Ya no podía correr a la misma velocidad. Llevaba demasiado tiempo escapando; los músculos comenzaban a rendírsele y los pulmones se le inundaban de fuego con cada inhalación. Sólo la desesperación lo impulsaba hacia adelante, la razón llevaba cuadras rogándole que se detuvieses, e incluso su instinto de supervivencia guardaba silencio. El siguiente calambre no fue como los anteriores, le destrozó el muslo izquierdo y lo dejó rengo. Aún así siguió avanzado; el miedo lo poseía.
Entonces vio el bar iluminado. Estaba abierto y la música estridente que llegaba desde su interior sugería que el lugar estaba lleno. Tal vez allí pudiera esconderse. Tal vez alguien estaría dispuesto a ayudarlo. Camino como mejor pudo hasta el lugar y entró por la puerta. Dentro, su fortuna se reveló casi tan sombría como fuera, el lugar estaba vacío, a excepción de cantinero que, o era corto de oído o pretendía atraer clientes de las cuatro puntas del pueblo con el volumen de la música.
Quien atendía la barra se asustó al ver entrar a un hombre con las vestimentas desgarradas y sangre seca en la frente, sucio y mirándolo entre jadeos desde la puerta con los ojos desorbitados. Temeroso por las intenciones de semejante individuo, el cantinero decidió mantener la calma y evitar a toda costa irritarle.
―¡Ayúdeme, por favor! ―dijo el recién llegado, como mejor pudo, dando grandes bocanadas de aire.
―¿Qué? ―respondió el cantinero.
―¡Ayuda! ¡Ayuda! ¡Soy un hombre cazado!
El tabernero lo miró asintiendo con la cabeza, se inclinó sobre la barra para hablarle y le dijo:
―Miré, creo que entiendo. Yo en su lugar probablemente también andaría por ahí pidiendo ayuda. Pero no creo que haya nada que pueda hacer por usted, lo lamento. Incluso puedo decirle, por experiencia, que nadie lo ayudará. Esto es algo que usted deberá solucionar por sí mismo. Vaya a su casa y hablé con su esposa, va a ver como alguna solución encuentra. Yo también soy hombre casado y mi mujer también se pone «difícil» a veces. Lo único que puedo decirle, es que con los años se vuelve más fácil.
―¿Es acaso usted un imbécil? ―dijo el otro con los ojos más desorbitados aún y todavía jadeando― ¡Cazado! ¡Cazado!
―Sí, sí, perdón, tranquilícese ―dijo el cantinero tratando de mantener la calma―. Por supuesto que está usted cansado. Ya mismo lo ayudo, le traigo un vaso de agua. Usted siéntese y descanse.
―¡Cazar, imbécil, cazar! Que un cazador está buscándome para cazarme.

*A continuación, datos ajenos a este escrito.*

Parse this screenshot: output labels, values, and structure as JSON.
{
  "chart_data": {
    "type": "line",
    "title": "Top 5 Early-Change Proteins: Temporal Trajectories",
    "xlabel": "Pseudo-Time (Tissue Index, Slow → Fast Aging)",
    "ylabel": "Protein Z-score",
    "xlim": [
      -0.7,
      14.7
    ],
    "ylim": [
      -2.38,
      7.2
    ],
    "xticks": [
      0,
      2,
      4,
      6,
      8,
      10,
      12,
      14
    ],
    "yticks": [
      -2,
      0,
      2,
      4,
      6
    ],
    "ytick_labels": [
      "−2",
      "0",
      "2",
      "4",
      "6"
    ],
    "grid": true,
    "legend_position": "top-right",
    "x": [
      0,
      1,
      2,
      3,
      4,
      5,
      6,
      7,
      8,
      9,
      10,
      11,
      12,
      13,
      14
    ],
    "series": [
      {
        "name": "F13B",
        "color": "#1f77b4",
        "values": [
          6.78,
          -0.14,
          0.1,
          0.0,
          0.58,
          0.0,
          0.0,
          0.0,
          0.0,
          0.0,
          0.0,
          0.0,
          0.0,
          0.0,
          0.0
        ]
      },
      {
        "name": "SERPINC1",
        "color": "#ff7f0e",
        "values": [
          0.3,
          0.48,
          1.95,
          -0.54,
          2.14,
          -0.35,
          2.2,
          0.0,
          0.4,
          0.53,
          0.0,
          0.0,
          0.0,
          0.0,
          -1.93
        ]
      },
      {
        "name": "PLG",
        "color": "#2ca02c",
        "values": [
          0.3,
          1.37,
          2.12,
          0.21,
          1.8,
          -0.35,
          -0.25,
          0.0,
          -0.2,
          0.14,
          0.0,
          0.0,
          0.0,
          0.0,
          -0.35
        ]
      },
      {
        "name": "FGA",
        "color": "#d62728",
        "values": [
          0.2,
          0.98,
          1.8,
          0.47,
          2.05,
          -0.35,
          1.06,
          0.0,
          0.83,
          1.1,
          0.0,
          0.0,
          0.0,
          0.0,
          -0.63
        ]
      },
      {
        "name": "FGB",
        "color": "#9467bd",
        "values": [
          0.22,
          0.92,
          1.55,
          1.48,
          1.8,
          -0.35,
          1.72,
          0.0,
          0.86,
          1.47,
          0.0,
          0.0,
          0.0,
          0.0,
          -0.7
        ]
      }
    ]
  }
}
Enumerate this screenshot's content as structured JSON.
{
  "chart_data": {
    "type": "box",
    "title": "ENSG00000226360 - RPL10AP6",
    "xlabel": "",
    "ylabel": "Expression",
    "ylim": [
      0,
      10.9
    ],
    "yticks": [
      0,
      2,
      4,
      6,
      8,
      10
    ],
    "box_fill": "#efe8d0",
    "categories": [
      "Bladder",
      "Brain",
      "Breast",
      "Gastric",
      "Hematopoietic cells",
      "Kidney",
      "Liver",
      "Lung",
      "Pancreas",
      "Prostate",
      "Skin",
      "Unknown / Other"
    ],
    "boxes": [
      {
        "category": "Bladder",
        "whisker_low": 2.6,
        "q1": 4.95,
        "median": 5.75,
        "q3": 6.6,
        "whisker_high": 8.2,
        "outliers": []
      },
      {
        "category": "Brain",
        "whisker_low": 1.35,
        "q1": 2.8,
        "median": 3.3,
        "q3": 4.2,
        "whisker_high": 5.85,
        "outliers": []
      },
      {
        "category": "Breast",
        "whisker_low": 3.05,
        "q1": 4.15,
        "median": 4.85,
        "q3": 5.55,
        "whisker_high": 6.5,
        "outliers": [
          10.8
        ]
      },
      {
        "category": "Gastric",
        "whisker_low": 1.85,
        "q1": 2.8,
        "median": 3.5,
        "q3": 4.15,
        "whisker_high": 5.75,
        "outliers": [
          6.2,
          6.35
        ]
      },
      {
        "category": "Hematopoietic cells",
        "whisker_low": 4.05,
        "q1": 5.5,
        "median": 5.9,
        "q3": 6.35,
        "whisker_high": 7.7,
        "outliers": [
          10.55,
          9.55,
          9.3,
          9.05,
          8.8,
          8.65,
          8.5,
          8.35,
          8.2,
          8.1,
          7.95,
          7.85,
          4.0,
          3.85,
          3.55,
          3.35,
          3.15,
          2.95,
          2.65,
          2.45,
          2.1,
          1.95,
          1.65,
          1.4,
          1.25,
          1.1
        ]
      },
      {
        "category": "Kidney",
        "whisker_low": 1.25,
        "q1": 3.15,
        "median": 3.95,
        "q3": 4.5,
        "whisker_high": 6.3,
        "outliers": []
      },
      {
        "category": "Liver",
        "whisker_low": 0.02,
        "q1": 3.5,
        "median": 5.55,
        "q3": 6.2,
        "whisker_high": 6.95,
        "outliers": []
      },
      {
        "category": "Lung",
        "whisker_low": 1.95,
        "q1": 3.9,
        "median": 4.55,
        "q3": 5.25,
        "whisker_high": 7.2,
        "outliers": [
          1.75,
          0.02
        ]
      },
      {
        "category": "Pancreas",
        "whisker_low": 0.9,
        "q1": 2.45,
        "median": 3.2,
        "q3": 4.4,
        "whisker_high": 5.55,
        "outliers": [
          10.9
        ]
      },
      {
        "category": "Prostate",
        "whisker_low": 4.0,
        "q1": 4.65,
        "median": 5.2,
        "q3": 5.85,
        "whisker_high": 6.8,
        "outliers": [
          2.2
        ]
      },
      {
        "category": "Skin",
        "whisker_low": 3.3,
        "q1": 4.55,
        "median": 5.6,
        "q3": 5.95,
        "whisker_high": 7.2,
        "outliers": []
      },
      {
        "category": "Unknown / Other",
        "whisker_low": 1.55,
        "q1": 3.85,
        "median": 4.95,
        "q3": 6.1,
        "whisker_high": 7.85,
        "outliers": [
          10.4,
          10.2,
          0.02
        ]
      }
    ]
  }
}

―No creo que deba preocuparse por eso. En su estado actual no creo que tenga mucho sentido. Además, por estas zonas nadie compra gente. Ningún tasador querrá tasarle a usted. Puede quedarse tranquilo.
―¡Por Dios! ¡¿Cómo se puede ser tan imbécil?! ¡Apague esa maldita música! ¡Cazar! ¡Cazar! ¡Cazarme! ¡En una cacería!
―¡Bueno, bueno! ¡Cálmese! ¡No es para tanto! Eso no es tan raro ni está tan mal. Pero si es de lo más natural. El problema en todo caso es que usted exagera con el entusiasmo que le pone. Le digo más, si deja de hacerlo tan vigorosamente, cascarse la cañería le puede resultar de lo más saludable.
El cantinero apagó entonces la música y se quedó allí sonriendo amablemente. El hombre olvidó por completo de su escapatoria, olvidó que su vida estaba en peligro y que, del otro lado de la puerta, acechándolo por las calles del pueblo, un asesino lo buscaba. Sólo podía pensar en el imbécil del otro lado de la barra, y en su sordera, y en su imbecilidad. Quería tirarle de las solapas y reventarlo a golpes ahí mismo; si era posible, quería matarlo. Y estaba a punto de abalanzarse sobre el pobre tabernero cuando un disparo único del cazador le atravesó la sien.
―Gracias ―dijo el cazador mientras inspeccionaba su presa.
―De nada ¿Cuanto crees que te darán por él?
―No lo sé. Está bastante maltratado y un poco viejo. Intentaré limpiarlo antes de llevarlo al tasador, pero no creo que me den ni la mitad de un bueno. Qué le vamos a hacer, es lo que hay ¿Cómo está tu mujer?
―Brutal y despiadada como siempre. Gracias por preguntar. Y gracias por habernos casado.